Newham council currently pays by the night for 57 households in Donald Hunter House, including 46 with children. Tower Hamlets pays for 24 households by the night in the block. Tower Hamlets paid Mears a total of £909,938 in the previous financial year for the tower.
Jane Williams, who runs the Magpie Project, a nearby drop-in service for mothers in temporary accommodation, says Donald Hunter House is unsuitable for families. “The atmosphere is oppressive and frightening,” she said. “Anyone can get in because the door is often broken. There is graffiti on the walls and anti-social behaviour in the corridors.”
Mark Meehan, chair of London Councils’ housing needs and homelessness working group, which represents boroughs across the capital, blamed rising homelessness and a shortage of rental properties for the explosion in nightly paid accommodation. “We would like to get out of this market but councils are in an extremely difficult position,” he says.

He adds that London councils had agreed nightly paid rates to stop prices spiralling out of control in bidding wars between desperate boroughs. “Providers are making a substantial amount of money. But we are trying to bring the cost down and move away from nightly paid accommodation,” he says.
Karen Buck, the Labour MP for Westminster North, whose bill to ensure homes are fit for human habitation has received government backing, says some landlords and agents were exploiting the housing crisis by charging councils by the night for temporary housing. “The result is expensive, insecure, frequently poor-quality properties for some of our most vulnerable people, costing the taxpayer millions,” she says.
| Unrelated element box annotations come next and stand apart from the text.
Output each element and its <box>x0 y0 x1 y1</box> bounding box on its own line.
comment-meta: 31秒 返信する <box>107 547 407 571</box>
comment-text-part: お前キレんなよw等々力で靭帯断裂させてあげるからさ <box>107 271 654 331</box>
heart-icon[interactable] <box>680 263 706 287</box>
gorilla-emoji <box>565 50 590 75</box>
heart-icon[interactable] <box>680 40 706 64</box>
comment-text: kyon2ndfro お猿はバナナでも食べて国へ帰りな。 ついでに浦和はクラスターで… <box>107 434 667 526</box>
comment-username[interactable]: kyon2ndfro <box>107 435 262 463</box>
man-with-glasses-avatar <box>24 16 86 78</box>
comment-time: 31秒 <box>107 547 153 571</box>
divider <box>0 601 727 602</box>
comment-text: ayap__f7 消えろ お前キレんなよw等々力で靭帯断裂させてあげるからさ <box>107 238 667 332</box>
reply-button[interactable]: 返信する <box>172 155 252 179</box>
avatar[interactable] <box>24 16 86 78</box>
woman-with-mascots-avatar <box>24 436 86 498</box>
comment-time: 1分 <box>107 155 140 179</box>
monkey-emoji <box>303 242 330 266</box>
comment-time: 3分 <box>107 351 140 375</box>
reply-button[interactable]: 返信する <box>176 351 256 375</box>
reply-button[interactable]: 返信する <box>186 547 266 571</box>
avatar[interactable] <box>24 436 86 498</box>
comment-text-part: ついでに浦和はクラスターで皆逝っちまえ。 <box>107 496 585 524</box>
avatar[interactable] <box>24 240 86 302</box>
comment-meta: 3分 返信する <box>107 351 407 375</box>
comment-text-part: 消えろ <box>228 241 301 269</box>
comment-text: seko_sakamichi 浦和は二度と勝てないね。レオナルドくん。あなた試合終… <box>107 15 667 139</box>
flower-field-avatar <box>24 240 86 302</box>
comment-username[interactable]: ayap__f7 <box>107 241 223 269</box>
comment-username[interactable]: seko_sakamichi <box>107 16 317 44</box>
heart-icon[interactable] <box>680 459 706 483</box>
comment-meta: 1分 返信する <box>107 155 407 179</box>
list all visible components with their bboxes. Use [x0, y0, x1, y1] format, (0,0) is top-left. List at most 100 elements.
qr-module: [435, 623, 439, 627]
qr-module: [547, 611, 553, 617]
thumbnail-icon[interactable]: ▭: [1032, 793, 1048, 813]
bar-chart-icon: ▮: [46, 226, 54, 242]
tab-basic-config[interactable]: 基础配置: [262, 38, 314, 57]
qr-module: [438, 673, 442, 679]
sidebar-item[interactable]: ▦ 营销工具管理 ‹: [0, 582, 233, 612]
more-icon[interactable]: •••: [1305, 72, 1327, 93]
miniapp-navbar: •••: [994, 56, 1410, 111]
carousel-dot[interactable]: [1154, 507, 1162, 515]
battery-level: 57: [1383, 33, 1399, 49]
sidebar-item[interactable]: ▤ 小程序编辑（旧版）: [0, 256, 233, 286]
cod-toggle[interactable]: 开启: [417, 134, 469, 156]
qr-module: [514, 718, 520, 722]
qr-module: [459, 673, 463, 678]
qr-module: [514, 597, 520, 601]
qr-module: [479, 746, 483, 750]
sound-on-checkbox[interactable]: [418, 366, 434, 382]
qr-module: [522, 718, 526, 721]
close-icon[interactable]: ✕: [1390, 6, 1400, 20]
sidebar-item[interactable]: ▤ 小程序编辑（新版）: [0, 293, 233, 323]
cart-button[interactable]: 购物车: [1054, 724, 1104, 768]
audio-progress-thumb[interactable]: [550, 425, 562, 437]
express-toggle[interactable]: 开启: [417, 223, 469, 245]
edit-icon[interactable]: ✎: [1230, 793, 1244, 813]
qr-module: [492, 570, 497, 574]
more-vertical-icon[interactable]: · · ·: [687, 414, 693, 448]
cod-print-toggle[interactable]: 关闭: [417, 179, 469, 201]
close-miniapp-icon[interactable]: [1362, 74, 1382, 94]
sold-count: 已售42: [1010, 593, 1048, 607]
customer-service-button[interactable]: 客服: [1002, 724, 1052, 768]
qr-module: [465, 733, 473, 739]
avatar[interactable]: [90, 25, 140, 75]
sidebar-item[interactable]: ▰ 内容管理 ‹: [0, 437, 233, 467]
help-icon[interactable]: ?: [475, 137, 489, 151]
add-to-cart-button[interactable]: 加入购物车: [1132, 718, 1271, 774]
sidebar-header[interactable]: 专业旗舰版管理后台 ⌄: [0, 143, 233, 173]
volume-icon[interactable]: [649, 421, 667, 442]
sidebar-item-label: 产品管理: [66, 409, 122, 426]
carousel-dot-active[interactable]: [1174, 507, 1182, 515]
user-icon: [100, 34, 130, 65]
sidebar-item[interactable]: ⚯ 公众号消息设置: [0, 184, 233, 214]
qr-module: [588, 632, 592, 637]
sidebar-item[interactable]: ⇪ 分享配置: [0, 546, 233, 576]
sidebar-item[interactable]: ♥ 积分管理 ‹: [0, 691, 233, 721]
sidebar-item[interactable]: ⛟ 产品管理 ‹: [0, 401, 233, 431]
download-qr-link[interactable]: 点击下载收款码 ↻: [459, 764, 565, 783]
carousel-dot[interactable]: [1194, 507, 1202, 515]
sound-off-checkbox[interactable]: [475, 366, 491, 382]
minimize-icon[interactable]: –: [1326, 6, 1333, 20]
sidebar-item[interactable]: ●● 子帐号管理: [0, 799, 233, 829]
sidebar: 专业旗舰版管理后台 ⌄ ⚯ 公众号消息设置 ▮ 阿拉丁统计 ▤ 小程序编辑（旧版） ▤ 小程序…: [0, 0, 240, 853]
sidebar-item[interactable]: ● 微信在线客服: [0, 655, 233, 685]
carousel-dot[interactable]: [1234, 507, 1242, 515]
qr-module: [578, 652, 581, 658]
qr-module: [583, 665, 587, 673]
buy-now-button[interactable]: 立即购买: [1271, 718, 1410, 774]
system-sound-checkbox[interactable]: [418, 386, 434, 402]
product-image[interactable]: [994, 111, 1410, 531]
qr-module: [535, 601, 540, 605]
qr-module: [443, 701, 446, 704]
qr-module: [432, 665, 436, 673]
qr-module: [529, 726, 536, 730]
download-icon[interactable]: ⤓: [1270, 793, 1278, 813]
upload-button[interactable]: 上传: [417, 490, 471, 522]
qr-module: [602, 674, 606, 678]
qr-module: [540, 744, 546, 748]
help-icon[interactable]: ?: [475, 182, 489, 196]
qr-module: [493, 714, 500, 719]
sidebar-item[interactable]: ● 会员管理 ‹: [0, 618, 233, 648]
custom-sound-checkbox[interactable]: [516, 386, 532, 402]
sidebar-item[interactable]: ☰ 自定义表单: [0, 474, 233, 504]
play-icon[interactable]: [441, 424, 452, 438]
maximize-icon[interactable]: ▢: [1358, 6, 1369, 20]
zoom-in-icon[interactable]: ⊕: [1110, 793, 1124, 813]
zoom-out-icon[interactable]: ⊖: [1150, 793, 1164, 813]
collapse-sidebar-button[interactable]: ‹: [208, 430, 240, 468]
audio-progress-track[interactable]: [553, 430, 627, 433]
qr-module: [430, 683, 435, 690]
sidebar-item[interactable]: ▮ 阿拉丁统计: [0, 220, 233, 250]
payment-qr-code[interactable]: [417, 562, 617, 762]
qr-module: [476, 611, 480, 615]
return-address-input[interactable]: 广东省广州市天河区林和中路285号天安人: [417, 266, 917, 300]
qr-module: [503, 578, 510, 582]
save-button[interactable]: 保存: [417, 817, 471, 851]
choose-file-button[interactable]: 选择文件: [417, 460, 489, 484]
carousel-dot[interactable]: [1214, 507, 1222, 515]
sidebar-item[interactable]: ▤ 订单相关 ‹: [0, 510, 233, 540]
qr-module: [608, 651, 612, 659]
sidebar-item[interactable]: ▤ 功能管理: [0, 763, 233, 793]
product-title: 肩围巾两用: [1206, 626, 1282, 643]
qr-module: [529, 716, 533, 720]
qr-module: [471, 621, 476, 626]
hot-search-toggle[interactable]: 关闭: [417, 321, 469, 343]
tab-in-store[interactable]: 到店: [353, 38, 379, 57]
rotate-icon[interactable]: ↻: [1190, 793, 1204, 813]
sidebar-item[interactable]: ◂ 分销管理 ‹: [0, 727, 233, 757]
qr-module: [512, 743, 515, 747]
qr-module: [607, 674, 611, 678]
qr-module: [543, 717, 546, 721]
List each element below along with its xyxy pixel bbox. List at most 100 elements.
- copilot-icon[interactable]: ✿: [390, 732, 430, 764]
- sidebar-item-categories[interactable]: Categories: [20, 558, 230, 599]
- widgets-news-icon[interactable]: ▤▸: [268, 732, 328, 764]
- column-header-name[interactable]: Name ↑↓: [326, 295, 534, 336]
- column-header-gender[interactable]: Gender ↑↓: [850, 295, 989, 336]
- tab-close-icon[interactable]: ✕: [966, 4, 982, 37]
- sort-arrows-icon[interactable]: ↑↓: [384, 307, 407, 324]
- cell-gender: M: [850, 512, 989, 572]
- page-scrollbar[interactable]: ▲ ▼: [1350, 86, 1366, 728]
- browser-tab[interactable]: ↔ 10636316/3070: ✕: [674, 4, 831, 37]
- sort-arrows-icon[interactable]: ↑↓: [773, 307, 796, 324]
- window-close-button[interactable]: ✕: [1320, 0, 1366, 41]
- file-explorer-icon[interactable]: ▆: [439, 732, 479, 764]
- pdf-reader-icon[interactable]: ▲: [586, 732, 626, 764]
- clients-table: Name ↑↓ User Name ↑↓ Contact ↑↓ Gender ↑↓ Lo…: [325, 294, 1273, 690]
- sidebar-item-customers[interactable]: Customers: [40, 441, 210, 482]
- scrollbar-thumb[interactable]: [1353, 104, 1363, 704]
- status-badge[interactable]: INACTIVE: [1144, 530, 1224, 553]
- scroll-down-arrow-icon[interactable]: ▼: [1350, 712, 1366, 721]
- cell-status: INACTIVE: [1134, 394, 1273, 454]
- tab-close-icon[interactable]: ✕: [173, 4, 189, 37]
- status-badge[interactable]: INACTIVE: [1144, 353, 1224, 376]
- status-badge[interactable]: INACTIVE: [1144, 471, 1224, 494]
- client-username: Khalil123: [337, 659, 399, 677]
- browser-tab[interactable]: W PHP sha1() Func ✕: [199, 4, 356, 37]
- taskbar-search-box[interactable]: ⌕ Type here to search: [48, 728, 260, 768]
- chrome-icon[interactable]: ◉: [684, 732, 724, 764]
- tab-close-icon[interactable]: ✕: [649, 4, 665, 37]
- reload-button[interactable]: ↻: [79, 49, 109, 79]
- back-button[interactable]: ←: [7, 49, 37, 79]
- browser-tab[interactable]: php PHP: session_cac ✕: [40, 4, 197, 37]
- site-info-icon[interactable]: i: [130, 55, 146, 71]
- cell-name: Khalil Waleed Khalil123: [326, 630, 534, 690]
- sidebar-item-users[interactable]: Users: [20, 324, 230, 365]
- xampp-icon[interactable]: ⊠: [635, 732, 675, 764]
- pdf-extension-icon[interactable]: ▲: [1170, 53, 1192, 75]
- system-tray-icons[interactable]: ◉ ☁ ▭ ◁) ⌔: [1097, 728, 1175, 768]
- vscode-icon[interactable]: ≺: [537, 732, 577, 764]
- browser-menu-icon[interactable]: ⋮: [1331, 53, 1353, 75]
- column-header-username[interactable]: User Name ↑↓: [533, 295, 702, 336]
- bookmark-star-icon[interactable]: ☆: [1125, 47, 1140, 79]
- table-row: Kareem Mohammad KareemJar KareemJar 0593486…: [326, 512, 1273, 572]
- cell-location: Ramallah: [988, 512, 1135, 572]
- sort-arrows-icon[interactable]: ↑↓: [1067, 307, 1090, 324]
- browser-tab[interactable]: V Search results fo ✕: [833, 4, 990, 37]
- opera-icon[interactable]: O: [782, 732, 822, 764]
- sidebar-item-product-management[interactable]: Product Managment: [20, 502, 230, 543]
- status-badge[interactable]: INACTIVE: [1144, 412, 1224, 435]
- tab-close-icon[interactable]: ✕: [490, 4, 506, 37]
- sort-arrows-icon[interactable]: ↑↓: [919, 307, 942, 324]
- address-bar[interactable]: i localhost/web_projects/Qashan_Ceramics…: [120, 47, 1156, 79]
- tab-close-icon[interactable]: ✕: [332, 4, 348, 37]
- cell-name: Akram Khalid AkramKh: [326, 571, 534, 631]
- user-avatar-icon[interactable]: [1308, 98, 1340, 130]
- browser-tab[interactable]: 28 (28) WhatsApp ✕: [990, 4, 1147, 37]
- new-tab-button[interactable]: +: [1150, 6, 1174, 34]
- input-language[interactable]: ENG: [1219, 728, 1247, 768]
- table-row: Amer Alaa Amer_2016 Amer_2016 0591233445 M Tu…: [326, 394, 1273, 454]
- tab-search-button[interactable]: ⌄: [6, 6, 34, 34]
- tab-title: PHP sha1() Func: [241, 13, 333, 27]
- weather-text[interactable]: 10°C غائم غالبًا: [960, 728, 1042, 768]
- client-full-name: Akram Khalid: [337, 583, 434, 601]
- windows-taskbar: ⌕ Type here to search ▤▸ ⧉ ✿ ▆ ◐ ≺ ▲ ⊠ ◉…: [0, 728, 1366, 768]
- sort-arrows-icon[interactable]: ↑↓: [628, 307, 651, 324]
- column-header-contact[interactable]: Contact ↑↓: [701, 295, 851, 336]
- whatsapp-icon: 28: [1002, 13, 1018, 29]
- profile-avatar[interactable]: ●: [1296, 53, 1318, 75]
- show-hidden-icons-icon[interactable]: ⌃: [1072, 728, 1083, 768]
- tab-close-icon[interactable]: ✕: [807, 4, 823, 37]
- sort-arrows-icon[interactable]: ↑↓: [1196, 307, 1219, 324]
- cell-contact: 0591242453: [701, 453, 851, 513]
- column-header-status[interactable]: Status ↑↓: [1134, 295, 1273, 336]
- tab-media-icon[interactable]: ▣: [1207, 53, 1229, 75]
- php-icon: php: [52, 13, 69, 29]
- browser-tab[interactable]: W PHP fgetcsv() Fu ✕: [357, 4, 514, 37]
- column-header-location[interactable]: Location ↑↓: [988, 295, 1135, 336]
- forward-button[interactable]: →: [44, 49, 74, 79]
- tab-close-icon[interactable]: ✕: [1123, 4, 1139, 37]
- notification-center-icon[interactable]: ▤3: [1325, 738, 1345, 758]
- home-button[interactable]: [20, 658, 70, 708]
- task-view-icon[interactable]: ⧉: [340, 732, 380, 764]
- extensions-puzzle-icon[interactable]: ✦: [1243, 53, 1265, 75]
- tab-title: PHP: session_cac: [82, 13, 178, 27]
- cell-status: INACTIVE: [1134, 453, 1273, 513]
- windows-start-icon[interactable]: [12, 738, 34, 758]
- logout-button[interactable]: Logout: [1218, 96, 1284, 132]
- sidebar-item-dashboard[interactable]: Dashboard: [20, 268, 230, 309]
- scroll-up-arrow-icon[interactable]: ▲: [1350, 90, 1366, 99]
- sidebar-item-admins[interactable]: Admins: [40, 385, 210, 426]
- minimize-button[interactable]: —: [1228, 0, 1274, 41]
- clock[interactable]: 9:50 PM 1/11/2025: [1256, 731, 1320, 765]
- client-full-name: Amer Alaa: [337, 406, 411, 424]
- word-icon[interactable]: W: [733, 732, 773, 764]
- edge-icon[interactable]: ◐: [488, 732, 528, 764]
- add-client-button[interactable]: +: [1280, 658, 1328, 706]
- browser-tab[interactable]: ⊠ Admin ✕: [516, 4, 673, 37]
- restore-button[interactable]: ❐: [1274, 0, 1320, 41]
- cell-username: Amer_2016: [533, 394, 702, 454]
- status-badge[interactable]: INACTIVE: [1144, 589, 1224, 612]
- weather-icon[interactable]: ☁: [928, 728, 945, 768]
Mears said the vast majority of its business was securing long-term good-quality homes. “We only provide nightly lets where required by the local authority and when it is the only alternative to B&B.”
The firm said it was confident that it had acted in a fully responsible way in all matters. “We ensure that the council approves all accommodation as fit for purpose, as was the case here. We complied with government requirements to have the cladding tested. With agreement from, and under guidance by, the council and London Fire Brigade, we introduced a fire management plan for resident safety, including the recruitment of fire wardens to patrol the building,” said a spokesperson.
Theori said in a statement: “Theori have only just taken over management of the building and are looking into these claims and will provide an update.”
Newham said that it was confident fire safety measures were now in place. It said it had raised the heating problems with the managing agent. “They have confirmed that heating provision throughout the block will be replaced later this year ahead of the winter months. Pest control services are contracted to carry out quarterly inspections of the building and deal with any issues,” said the spokesperson.
Tower Hamlets council said it had not received any block-wide complaints about mould, cockroaches or other poor housing conditions.